Son ami sourit et continua:

—Eh bien! si cela te contrarie, je te dirai qu'elle ne mange rien, c'est un sylphe; toujours est-il que le panier y passa. Tu comprends bien que c'était une plaisanterie assez bonne pour durer, et elle a duré,—ce que vivent les roses,—quelques semaines, jusqu'au jour où ma redoutable tante a été avertie; et ce jour-là, ma foi, je n'ai pas pu tenir mon imprudente gageure... C'est elle qui nous a mis à la porte.

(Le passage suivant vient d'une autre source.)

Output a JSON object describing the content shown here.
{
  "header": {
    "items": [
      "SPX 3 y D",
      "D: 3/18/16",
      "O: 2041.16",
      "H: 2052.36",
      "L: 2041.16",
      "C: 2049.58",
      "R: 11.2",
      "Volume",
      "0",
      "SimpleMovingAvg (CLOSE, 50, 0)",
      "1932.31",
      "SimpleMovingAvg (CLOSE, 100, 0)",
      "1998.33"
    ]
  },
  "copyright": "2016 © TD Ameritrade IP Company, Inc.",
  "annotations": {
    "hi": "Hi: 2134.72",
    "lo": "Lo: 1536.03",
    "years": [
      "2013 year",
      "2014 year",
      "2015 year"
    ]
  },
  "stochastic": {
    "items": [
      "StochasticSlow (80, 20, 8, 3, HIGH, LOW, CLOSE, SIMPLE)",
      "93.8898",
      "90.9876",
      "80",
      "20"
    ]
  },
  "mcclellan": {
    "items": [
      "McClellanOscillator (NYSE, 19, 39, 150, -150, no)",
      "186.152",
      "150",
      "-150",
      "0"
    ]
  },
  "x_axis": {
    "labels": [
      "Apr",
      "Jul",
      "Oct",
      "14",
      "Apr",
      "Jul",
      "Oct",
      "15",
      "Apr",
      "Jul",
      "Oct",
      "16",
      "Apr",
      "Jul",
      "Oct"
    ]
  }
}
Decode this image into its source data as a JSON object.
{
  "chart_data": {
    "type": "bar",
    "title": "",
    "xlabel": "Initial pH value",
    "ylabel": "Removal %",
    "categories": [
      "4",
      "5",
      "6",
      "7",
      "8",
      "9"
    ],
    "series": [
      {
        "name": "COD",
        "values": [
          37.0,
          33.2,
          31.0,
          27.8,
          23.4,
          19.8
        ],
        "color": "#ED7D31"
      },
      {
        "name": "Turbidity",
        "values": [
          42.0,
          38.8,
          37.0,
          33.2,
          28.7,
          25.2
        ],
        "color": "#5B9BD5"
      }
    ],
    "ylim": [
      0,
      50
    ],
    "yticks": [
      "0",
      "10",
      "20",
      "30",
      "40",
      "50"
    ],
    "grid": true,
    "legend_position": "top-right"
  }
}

Constantin restait soucieux.

Batourof reprit:

—Que veut-elle, ta jolie princesse? Que je cesse de lui faire la grimace quand je la rencontre? Rien de plus facile! Si j'avais cru que cela la fâchât, je ne me serais pas aventuré si loin. Si cela peut te faire plaisir, elle aura mes excuses en ta présence. Est-ce cela?

—J'avoue, dit Ladof rasséréné, que ce sera pour le mieux.

—Eh bien! c'est entendu; quand tu voudras, je serai à tes ordres; et maintenant, si nous voulons faire honneur au déjeuner, je crois qu'il serait sage d'aller dormir une couple d'heures.

Les amis se séparèrent en se serrant la main plus étroitement que jamais.